Words courtesy of Karsten Weiss
Three years after its Porsche 918 Spyder Prototype Minichamps have released the production version of the hybrid sports car. The difference between the prototype and the production version is predominantly in the “top pipes” exhaust system, although its spectacular blue flames is not what Porsche mean when they advertise their 918 as “rocket science”. The engine cover has been replaced by mesh for better engine ventilation. This, however, is no photo-etched mesh-grille on the Minichamps model, but simply a structure printed on transparent plastic. This inexpensively created illusion just works fine when the plastic is not at an angle to reflect a light source.
The rear wing’s slight change has been recreated by Minichamps, too, yet it still does not extend. The rear engine cover does not open either, but in contrast to the prototype, you can now not only open the model’s doors , but its front hood, although this does not reveal much. You might want to criticize that the front´s air inlets are closed, but you may remark in Minichamps’ defense that they are closed on the real car and only open up in – literally – the heat of the action. There is, however, no excuse for not having perforated air outlets underneath the rear lights.

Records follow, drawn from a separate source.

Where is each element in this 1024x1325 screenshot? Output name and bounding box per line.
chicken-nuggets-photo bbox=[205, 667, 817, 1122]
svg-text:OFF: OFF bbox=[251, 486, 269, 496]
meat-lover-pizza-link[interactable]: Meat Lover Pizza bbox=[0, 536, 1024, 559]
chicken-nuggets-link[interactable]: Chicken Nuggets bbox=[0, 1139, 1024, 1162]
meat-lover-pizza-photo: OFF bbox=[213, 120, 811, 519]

The production car has to be road-legal of course, so the red tow-loops have disappeared and the lighting has changed. The head lights have been recreated in nice detail and indicators and quarter lights have been added to the front. The additions to the rears, however, is only printed on or transparent plastic.
The interior is a real treat with neon green piping encircling the cabin on the door trim, along the dash board underneath the wind screen and on the seats. Especially the steering wheel and the gauges leave a good impression, whereas the centre console seems a bit flat with its printed on controls, although we know that the real car mostly has equally flat touch controls there. The total absence of seat belts (let alone fabric belts) is all the more lamentable as the locks have been recreated on the seats. The prototype model at least had plastic harnesses. The fine replication of carbon fibre in the cabin is noteworthy.
The whole stance of the vehicle, the rims and the neon brake calipers have been captured nicely and the paint job on the model is excellent.
Though Minichamps rendition of the Porsche 918 Spyder, which they exclusively produce as Porsche Dealership models, is far from being “rocket science” by today´s model manufacturing standards, it is good value for money, especially as the only competition is a far more expensive (triple price tag!) and closed-roof resin model. Though negligibly little opens on this diecast, not least because its more accessible wonderful interior, I still prefer it over resin. Call me a diehard diecast collector if you will.